Bitte um Einschätzung des Verlegers Hüffer

(…) Ich schicke Ihnen ein Stück Briefes, den ich von der Schopenhauer erhalten, mit der Bitte, mir doch sogleich Ihre Ansicht darüber zukommen zu lassen. Ich meinerseits glaube weder von Herrn Hüffer loskommen zu können und noch weniger, daß er für sein höfliches und freiwilliges Anerbieten eine solche Hintansetzung verdient; doch überlasse ich Alles Ihrem besseren Urteil. Hüten Sie sich aber, Sie arglosester und somit unvorsichtigster aller Menschen, diese Zeilen Herrn Hüffer etwa mitzuteilen, die Ausdrücke obskure und geringe Buchhandlung würden ihm schwerlich gefallen, zudem braucht er, falls Sie der Meinung sind, ihm das Manuskript zu lassen, gar nicht zu wissen, daß ich einen Augenblick darüber schwankend sein könnte; so etwas läßt immer einen kleinen Stachel zurück.

Die Gründe der Schopenhauer sind allerdings triftig genug und bestätigen meine frühere Ansicht, aber der Jenenser kann und wird ja auch wohl mal etwas Späteres übernehmen, wodurch das Versäumte nachgeholt werden kann.

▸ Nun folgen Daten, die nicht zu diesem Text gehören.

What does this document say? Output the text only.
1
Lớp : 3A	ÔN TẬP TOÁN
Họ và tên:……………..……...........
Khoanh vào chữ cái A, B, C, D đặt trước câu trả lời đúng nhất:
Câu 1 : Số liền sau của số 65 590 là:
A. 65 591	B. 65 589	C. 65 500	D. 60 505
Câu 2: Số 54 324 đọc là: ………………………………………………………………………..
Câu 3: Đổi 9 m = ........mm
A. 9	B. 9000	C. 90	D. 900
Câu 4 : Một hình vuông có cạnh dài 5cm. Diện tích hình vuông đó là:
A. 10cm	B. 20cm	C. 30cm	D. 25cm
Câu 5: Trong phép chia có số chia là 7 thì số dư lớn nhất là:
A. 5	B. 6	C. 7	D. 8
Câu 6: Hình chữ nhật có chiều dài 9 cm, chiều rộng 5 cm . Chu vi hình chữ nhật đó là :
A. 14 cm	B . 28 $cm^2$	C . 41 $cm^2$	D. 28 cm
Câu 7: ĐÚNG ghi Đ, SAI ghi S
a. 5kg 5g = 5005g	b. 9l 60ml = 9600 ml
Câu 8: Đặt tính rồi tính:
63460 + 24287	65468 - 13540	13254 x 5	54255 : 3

Doch, wie gesagt, Sie sollen entscheiden, obgleich ich glaube, es ist zu spät. Mein Bruder nimmt morgen diese Zeilen mit, und übermorgen früh wird er Ihre Antwort holen lassen. Sie werden aus dem Datum der Beilage sehn, daß die gute Schopenhauer schon allzulange auf Antwort wartet.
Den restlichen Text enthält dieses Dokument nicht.